Even in facilities where evidence-based treatment is offered, the risk of trauma remains ever-present. “[People who are incarcerated] get killed by staff, they get killed by other inmates…they get raped, they get sodomized,” said Dinah Ortiz, a vocal harm reductionist and parent advocate at a New York defense firm. “You don’t know how many rapes I saw, you don’t know how many women I saw sodomized during my little six months in Rikers.”
“If you’re the kind of person who needs to take a walk when you’re feeling stressed, you cannot do that [while incarcerated]. If you’re anxious around other people who are loud or fighting, you can’t avoid that. The environment is not therapeutic,” said Jonathan Giftos, who worked as the clinical director of substance use treatment for the Division of Correctional Health Services at Rikers Island. “A lot of the health side works hard to mitigate the harms of the environment, but you can only do so much.”
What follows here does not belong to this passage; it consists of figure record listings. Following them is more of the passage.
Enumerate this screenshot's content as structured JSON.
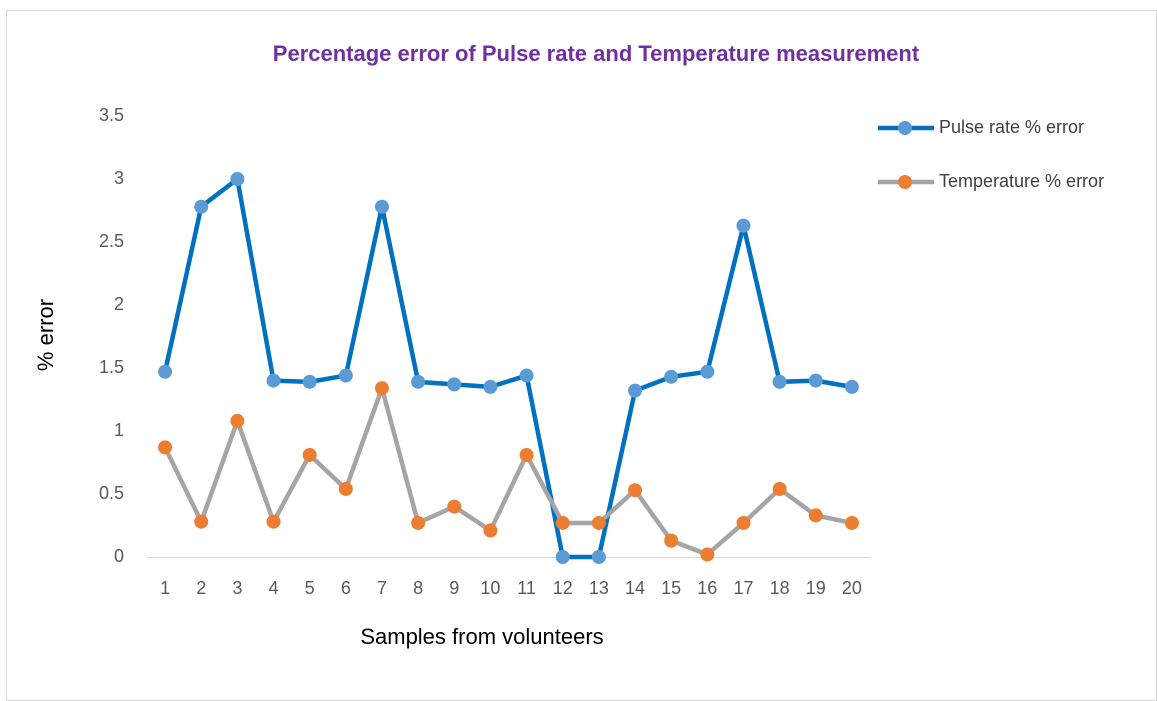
{
  "chart_data": {
    "type": "line",
    "title": "Percentage error of Pulse rate and Temperature measurement",
    "x_label": "Samples from volunteers",
    "y_label": "% error",
    "categories": [
      "1",
      "2",
      "3",
      "4",
      "5",
      "6",
      "7",
      "8",
      "9",
      "10",
      "11",
      "12",
      "13",
      "14",
      "15",
      "16",
      "17",
      "18",
      "19",
      "20"
    ],
    "series": [
      {
        "name": "Pulse rate % error",
        "color": "#0070c0",
        "marker_color": "#5b9bd5",
        "values": [
          1.47,
          2.78,
          3.0,
          1.4,
          1.39,
          1.44,
          2.78,
          1.39,
          1.37,
          1.35,
          1.44,
          0,
          0,
          1.32,
          1.43,
          1.47,
          2.63,
          1.39,
          1.4,
          1.35
        ]
      },
      {
        "name": "Temperature % error",
        "color": "#a5a5a5",
        "marker_color": "#ed7d31",
        "values": [
          0.87,
          0.28,
          1.08,
          0.28,
          0.81,
          0.54,
          1.34,
          0.27,
          0.4,
          0.21,
          0.81,
          0.27,
          0.27,
          0.53,
          0.13,
          0.02,
          0.27,
          0.54,
          0.33,
          0.27
        ]
      }
    ],
    "ylim": [
      0,
      3.5
    ],
    "yticks": [
      0,
      0.5,
      1,
      1.5,
      2,
      2.5,
      3,
      3.5
    ],
    "grid": false,
    "legend": "right"
  }
}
Even when formerly incarcerated people praise their experience behind bars, they also often share stories of trauma and relapse that didn’t end with jail or prison, but with evidence-based care that they accessed in the community. Mansur, for example, admitted that she relapsed shortly after her release, and continued using for three years before achieving sobriety with the help of a self-referred buprenorphine prescription. She detailed that she’s had difficulty renting apartments because of her conviction, which was for theft that she committed in order to pay for drugs. She’s also unable to work in the medical field or with vulnerable populations like children or the elderly, which she finds disappointing because she had studied psychology in college.
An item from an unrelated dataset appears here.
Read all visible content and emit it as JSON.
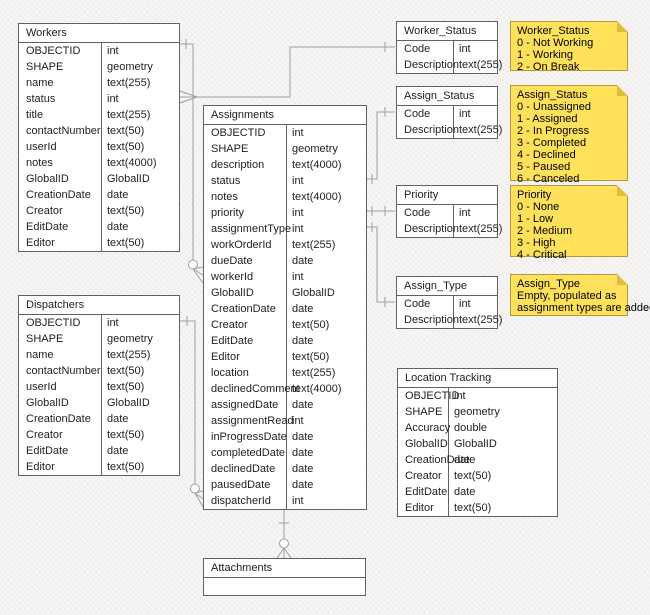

“Maybe if I had been introduced to medication-assisted treatment previously from going to jail, maybe that would have prevented [the need to be arrested],” Mansur stated, before acknowledging that her addiction became “much worse” after she was released from jail.
“If your [child] is out of control there are ways to go about [helping them] that do not involve incarceration,” advised Ortiz. “If you have that mentality that I prefer they be in jail, then that’s the mentality that they are going to have, too.”